Субъективный идеалист всегда считает, что тот мир, который мы ощущаем, с его цветами, звуками, вкусами и запахами первичен и более важен для человека, чем мир природы, существующий вне наших органов чувств и мышления. Субъективно-идеалистический взгляд на мир довольно удачно иллюстрирует немецкий философ XIX в. Г. К. Лихтенберг: «Эйлер в своих “Письмах” о различных предметах из области естествознания… говорит, что гром и молния будут и тогда, когда нет ни одного человека, которого молния могла бы поразить. Это обычное выражение, но я должен признать, что мне было нелегко вполне его понять. Мне всегда представляется, что понятие “быть” есть нечто, заимствованное от нашего мышления, и если нет больше воспринимающих и мыслящих созданий, то больше также нет ничего». Иными словами, реально существующий для человека мир — это не природа сама по себе, а то, какой она предстает перед ним в его чувствах и мыслях. Для субъективного идеалиста наиболее весом, значителен и даже первичен этот мысленный образ мира, существующий в сознании. Противоположный, материалистический подход удачно проиллюстрировал крупнейший немецкий историк философии Куно Фишер (1824–1907): «Важнее всего то, что предмет есть; что он сознается нами — это не существенно, не важно и случайно. Бытие предмета есть самое важное обстоятельство, а бытие сознания есть вполне зависимая побочная случайность, которой могло бы и не быть».

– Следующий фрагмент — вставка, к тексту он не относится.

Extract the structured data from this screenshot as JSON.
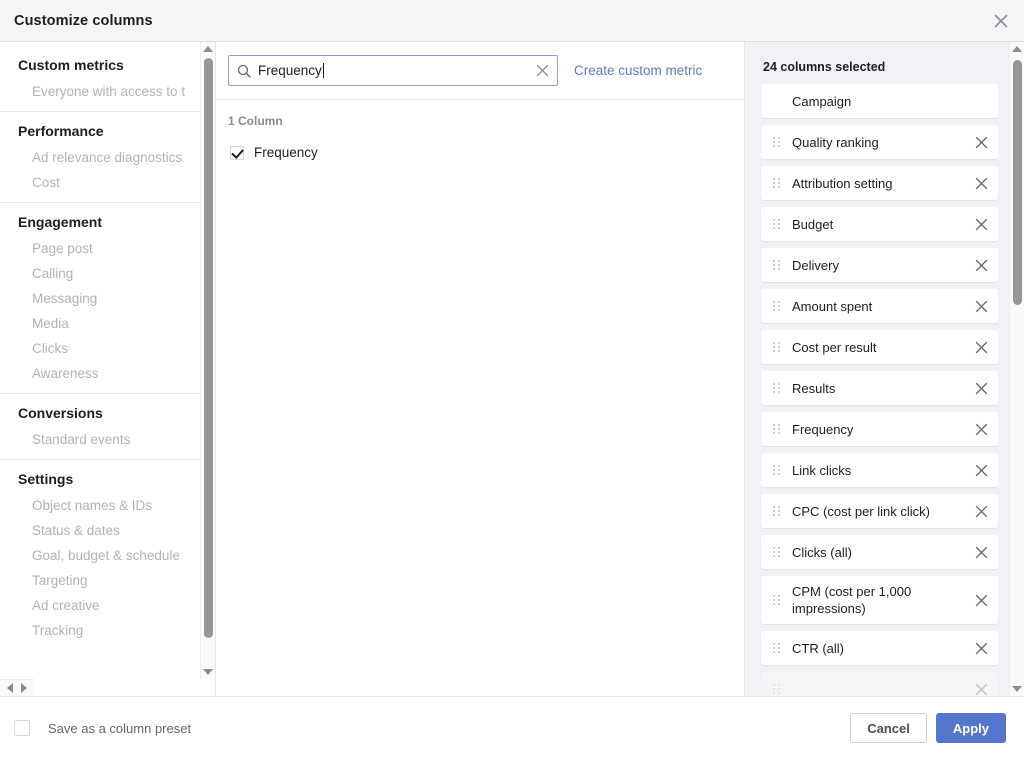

Некоторые ученые пытались использовать концепцию субъективного идеализма в качестве философской основы физической науки. Для преодоления кризиса в физике конца XIX—начала XX вв. известный австрийский физик Эрнст Мах и выдающийся французский математик Анри Пуанкаре сделали попытку представить научное знание как произвольную субъективную конструкцию, созданную человеческими органами чувств и мышлением. Законы природы, например, они рассматривали как результат соглашения ученых (такой подход назывался конвенционализмом). Природа неопределенна и аморфна, в ней нет строгих законов. Поэтому то, что мы называем законами науки — это в основном создание человеческого разума, который может истолковывать природу так, как вздумается человеку (точнее — научному сообществу). Подробнее мы рассмотрим эти взгляды в разделе, посвященном позитивизму и неопозитивизму.
Субъективно-идеалистическая концепция познания не дала положительных научных результатов. Прорыв на новый уровень понимания физических явлений совершили не Мах и Пуанкаре, а Альберт Эйнштейн, опиравшийся в своих исследованиях на философскую традицию европейского рационализма (Р. Декарт, Б. Спиноза) и естественнонаучный материализм.
Итак, на протяжении практически всей истории философии происходила полемика, теоретическая борьба между двумя главными направлениями философии — материализмом и идеализмом. Эти направления были связаны в конечном счете с политической и идеологической борьбой, происходившей в обществе: наиболее революционные общественные движения тяготели, как правило, к материализму, а консервативные — к идеализму.
Вторая сторона основного вопроса философии — вопрос о том, познаваем ли мир.
Согласно здравому смыслу, на основе которого складывались учения первых философов, считается само собой разумеющимся, что существующий вокруг нас мир можно понять, познать, исследовать и т. п. Но более поздние мыслители задавались вопросом: действительно ли мир так понятен и доступен человеку? Сократ склонялся к мысли, что природа вообще непостижима для человеческого познания. Согласно Платону, познание мира идей подобно туманным знаниям узников пещеры о внешнем мире. Скептики первыми остро поставили и подробно проанализировали вопрос о возможности и границах достоверного познания мира. Позже отрицание познаваемости мира было названо агностицизмом. В Новое время классиками агностицизма стали английский субъективный идеалист Дэвид Юм и основоположник немецкой классической философии Иммануил Кант.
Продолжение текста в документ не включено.